1. Awaken our admiration of Him. It is good to admire His works; better to admire Him (Psalms 104:34).

2. Strengthen our trust in Him. Our human friends fail us, but God will never fail us (chap. Isaiah 26:4).

3. Deepen our love for Him. He is unweariable, not in strength merely, but in affection. His love outlasts that of many mothers (chap. Isaiah 49:15).

4. Lead us to endeavour to imitate Him. “Religion consists in imitation of God” (Which-cote). We should never grow weary of any work for Him which He permits us to do. [1327]

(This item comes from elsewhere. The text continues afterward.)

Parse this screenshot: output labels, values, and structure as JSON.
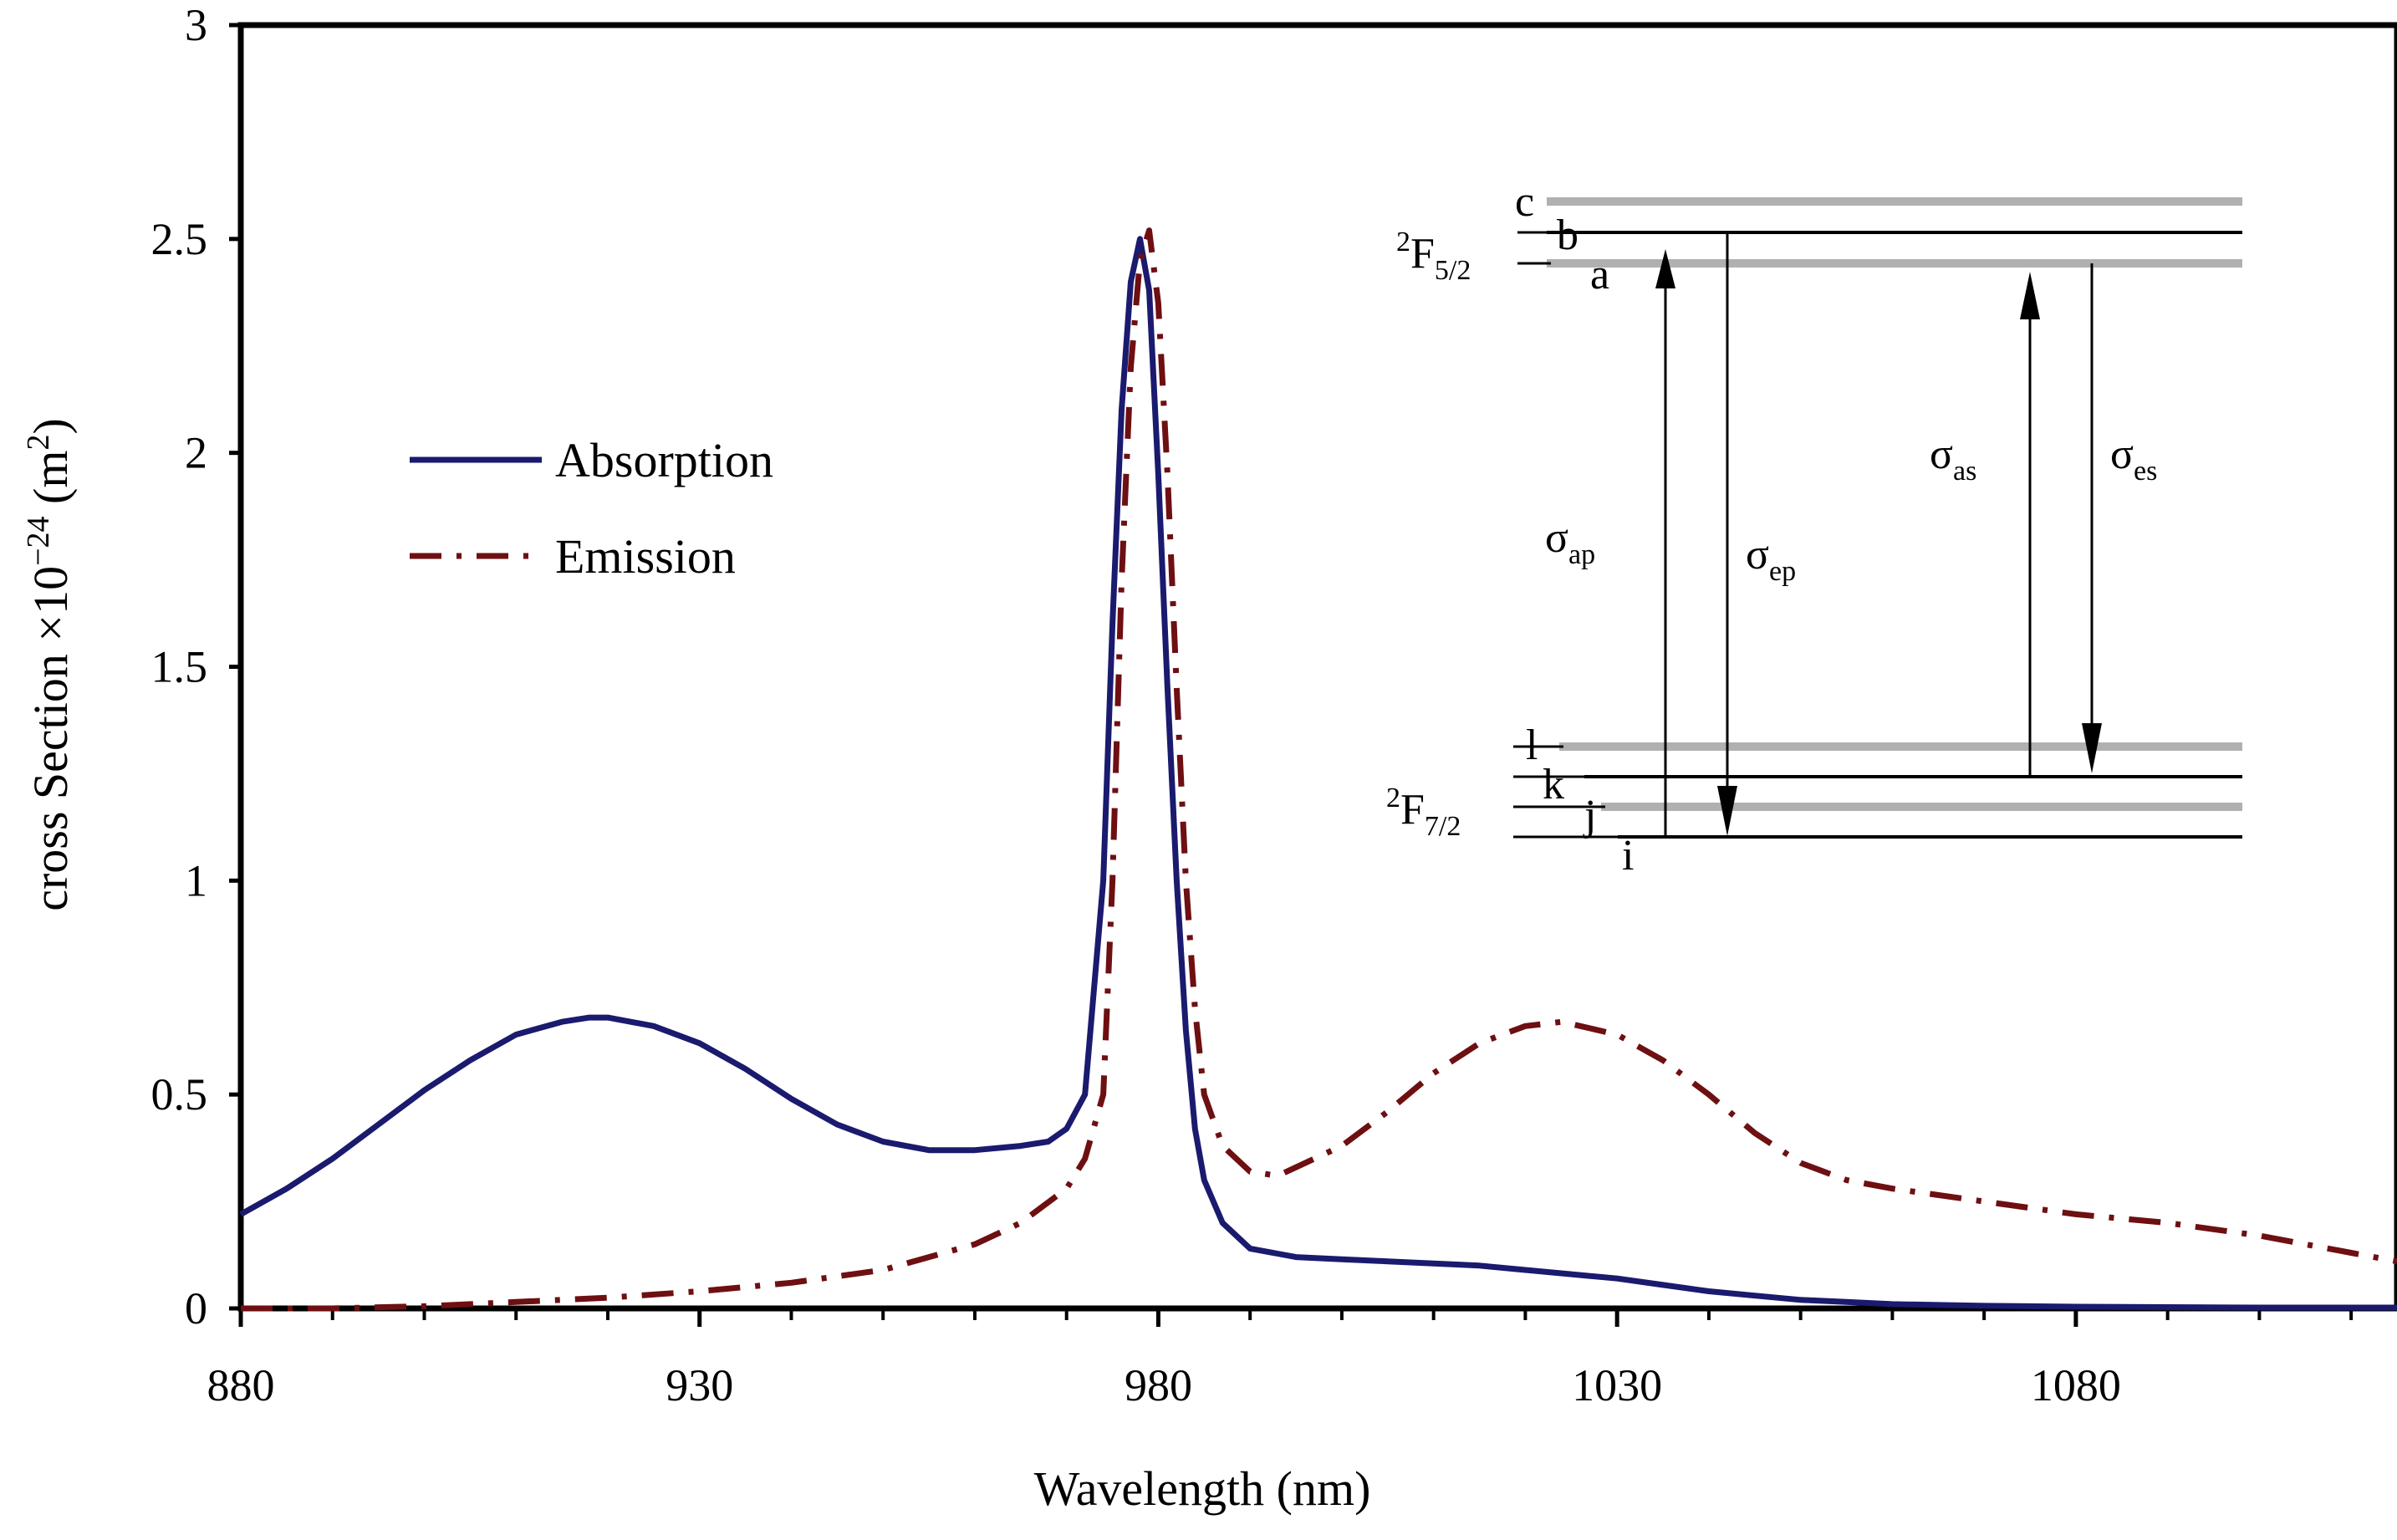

[1327] On Saturday, September 30, 1770, Whitfield preached his last sermon on this text: “Examine yourselves, whether ye be in the faith: prove your own selves Know ye not your own selves, how that Jesus Christ is in you, except ye be reprobates?” Before he went out to do so, a friend, observing how ill he looked, said to him, “Sir, you are more fit to go to bed than to preach;” to which he answered, “True, sir;” but turning aside, he clasped his hands together, and looking up spoke:—“Lord Jesus, I am weary in Thy work, but not of Thy work. If I have not yet finished my course, let me go and speak for Thee once more in the fields, seal Thy truth, and come home and die.”